A ordenança que regula os hortos urbanos não recebe alegações

Localizar-se-ão num solar de 3.800 metros quadrados entre a escola e a igreja. O projeto para criar 50 em Suerte de Saavedra, pendente de ser validado

B. CASTANO
09/03/2020

 

Apesar de que não contou com o apoio da oposição quando passou por pleno em Dezembro e de que a plataforma que os promove mostrou sua desconformidade com a fórmula para adjudicar-los, a ordenança que regulará o uso dos hortos urbanos em Badajoz não recebeu alegações durante sua exposição pública, por isso já é definitiva e entrará em vigor uma vez que se publique no Boletim Oficial da Província (BOP), segundo explicaram fontes municipais.

O vereador do Meio ambiente, Jesús Coslado, mostrou a sua «satisfação» pela ausência de alegações, o que interpretou como que «está de acordo com ela», apesar das reticências iniciais.

Já há ordenança que regula o seu uso, mas ainda não há hortos. O projeto, dentro da Estratégia de Desenvolvimento Sustentável e Integrado (Edusi), contempla habilitar os primeiros 50 espaços deste tipo numa parcela de 3.800 metros quadrados em Suerte de Saavedra, situada entre a escola Manuel Pacheco e a paróquia São Pedro de Alcántara. Neste bairro já funciona um horto urbano que gere a associação de moradores desde há tempo. Nestes momentos, segundo explicou Coslado, estão à espera de que o Ministério de Economia valide esta atuação, passo imprescindível para que se possam tirar as obras a licitação (o projeto o elaborará a próprio pelouro).

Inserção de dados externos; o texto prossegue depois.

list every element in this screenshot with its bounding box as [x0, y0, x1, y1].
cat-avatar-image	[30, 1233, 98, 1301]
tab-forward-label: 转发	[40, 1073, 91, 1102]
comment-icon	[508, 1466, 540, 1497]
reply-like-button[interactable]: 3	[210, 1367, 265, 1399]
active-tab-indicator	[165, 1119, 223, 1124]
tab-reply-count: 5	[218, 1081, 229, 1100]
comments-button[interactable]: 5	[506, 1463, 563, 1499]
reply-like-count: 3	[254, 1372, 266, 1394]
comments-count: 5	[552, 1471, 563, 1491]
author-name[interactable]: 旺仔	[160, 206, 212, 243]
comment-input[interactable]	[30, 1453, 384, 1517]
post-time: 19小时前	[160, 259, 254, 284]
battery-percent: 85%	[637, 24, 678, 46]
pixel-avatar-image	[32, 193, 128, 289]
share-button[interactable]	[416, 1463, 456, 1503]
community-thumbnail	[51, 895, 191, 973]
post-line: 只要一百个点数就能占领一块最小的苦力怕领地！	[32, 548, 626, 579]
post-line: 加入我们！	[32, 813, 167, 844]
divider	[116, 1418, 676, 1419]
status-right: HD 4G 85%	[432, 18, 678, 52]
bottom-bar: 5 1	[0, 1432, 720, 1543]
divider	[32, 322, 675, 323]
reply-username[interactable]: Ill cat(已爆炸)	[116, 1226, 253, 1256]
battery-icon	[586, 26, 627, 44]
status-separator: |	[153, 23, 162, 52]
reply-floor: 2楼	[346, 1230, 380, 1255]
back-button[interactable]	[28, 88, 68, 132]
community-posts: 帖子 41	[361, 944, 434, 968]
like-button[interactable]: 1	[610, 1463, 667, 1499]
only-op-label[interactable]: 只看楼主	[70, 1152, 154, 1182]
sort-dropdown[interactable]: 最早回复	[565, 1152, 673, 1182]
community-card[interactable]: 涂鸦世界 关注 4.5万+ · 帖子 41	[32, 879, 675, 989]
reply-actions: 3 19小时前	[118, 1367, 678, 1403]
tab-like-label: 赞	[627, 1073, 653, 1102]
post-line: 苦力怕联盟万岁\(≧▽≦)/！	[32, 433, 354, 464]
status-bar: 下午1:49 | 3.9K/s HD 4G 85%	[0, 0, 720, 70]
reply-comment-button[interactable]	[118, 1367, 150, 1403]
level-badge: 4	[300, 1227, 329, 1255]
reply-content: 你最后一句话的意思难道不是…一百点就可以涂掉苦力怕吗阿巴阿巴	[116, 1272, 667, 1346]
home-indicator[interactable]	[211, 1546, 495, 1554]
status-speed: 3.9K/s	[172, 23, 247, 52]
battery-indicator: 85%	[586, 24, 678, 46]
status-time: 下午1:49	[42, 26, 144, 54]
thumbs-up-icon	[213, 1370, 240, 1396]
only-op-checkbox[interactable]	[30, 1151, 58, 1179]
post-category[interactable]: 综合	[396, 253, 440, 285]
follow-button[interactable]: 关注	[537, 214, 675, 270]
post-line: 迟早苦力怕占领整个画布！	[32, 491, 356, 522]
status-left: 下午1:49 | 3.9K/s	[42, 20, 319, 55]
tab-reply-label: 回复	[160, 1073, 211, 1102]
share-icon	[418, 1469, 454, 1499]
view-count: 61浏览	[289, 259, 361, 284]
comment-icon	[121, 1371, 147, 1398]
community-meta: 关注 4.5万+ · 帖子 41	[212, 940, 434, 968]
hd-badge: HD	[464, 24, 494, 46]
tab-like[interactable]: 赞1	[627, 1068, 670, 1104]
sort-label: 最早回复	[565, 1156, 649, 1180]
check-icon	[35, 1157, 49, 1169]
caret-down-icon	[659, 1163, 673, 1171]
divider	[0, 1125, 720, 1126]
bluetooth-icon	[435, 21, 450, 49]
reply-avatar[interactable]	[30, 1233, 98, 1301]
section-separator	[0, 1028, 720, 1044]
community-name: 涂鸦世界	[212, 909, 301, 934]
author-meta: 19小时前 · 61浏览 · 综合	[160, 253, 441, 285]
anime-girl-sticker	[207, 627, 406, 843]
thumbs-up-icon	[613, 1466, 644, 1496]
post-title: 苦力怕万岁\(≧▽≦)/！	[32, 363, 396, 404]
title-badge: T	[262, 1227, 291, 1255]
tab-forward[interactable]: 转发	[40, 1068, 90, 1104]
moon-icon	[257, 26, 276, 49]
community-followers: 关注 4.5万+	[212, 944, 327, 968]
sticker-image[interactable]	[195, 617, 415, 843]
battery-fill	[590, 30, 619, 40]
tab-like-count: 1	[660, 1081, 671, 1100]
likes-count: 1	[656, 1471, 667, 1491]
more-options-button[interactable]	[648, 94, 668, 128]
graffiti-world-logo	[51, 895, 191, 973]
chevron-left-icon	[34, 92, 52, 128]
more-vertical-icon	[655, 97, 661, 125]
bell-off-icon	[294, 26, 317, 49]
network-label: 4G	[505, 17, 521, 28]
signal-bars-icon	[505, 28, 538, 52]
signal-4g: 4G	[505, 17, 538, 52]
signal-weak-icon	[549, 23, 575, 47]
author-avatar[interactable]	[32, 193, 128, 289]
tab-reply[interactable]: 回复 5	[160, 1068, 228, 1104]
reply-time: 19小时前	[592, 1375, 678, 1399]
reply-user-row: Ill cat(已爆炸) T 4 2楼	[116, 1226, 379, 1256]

A ordenança dos hortos urbanos expressa que a autorização para o uso destes hortos será por um período de três anos e após duas autorizações consecutivas, não se poderá optar a um novo até dois anos depois. Os solicitantes podem ser particulares, associações de moradores e centros educativos da cidade. Se cumprem-se os requisitos que estabelece a ordenança, seus pedidos serão estimados e entrarão no sorteio público através do que se concederão as autorizações. Com este ponto é com o que não estava conforme a plataforma, que considera que se não se dá prioridade aos solicitantes dos bairros onde se habilitem os hortos, se gerarão «conflitos).